The Juilliard School is internationally renowned as a leader in performing arts education. Founded in 1905, The school offers undergraduate and graduate degrees in dance, drama and music. Located at Lincoln Center in New York City, Juilliard produces the highest caliber of actors, musicians and dancers in the world. Their mission is to provide the tools for gifted students to reach their fullest potential as leaders, artists and global citizens. There are more than 800 artists enrolled at Juilliard, where they appear in over 700 annual performances in the school’s five theaters.
Juilliard’s multidisciplinary curriculum and multiple performance venues pose an opportunity to create a utilitarian identity system that can unify the Juilliard school divisions and communicate through different applications. Juilliard cultivates a supportive environment for students; collaboration between faculty and classmates is at the core of its curriculum.
The custom Juilliard logotype logo consists of modular forms that have an inherent dynamism. These forms can be applied as a tool to communicate in a number of ways.
The performance calendar, for example, utilizes the rectilinear forms from the logotype to hold content and organize information for digital and print-based uses. The business card is activated on both sides by taking advantage of the logo form and its modularity, expanding from space to space. Also, the logo forms are used for the environmental application as a welcoming visual component for students and faculty as they enter and leave the school’s beautifully designed building by Diller Scofidio + Renfro, FXFOWLE.

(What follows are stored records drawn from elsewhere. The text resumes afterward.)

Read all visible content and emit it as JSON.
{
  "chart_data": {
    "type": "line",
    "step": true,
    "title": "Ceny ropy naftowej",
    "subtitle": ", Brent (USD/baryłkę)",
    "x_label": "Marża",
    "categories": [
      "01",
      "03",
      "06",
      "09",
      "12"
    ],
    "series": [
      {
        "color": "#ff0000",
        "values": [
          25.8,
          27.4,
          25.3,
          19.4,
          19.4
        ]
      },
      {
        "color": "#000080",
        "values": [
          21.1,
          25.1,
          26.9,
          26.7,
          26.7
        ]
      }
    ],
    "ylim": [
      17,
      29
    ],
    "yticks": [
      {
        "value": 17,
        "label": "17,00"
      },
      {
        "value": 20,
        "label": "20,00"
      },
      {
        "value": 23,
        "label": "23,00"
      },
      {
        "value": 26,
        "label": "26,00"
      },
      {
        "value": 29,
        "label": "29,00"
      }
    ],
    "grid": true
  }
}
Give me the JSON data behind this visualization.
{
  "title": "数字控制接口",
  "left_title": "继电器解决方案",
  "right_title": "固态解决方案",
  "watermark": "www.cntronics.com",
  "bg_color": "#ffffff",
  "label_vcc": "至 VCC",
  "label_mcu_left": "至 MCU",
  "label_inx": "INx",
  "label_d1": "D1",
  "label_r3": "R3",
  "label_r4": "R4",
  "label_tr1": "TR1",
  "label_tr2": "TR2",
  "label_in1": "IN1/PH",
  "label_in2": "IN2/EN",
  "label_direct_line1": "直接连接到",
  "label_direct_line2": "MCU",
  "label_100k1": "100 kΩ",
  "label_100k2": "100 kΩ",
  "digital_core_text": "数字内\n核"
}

The expansion and retraction of graphic forms utilizes compositional arrangements to emphasize spatial cognizance similar to music scores and dance labanotations. The composition of graphic elements defines the area in which it performs like the demarcation between spectator and performer in terms of space. The proposed Juilliard brand identity serves as a communication tool to help students provide clarity to the daily rigors of school life to better adapt to changing environments.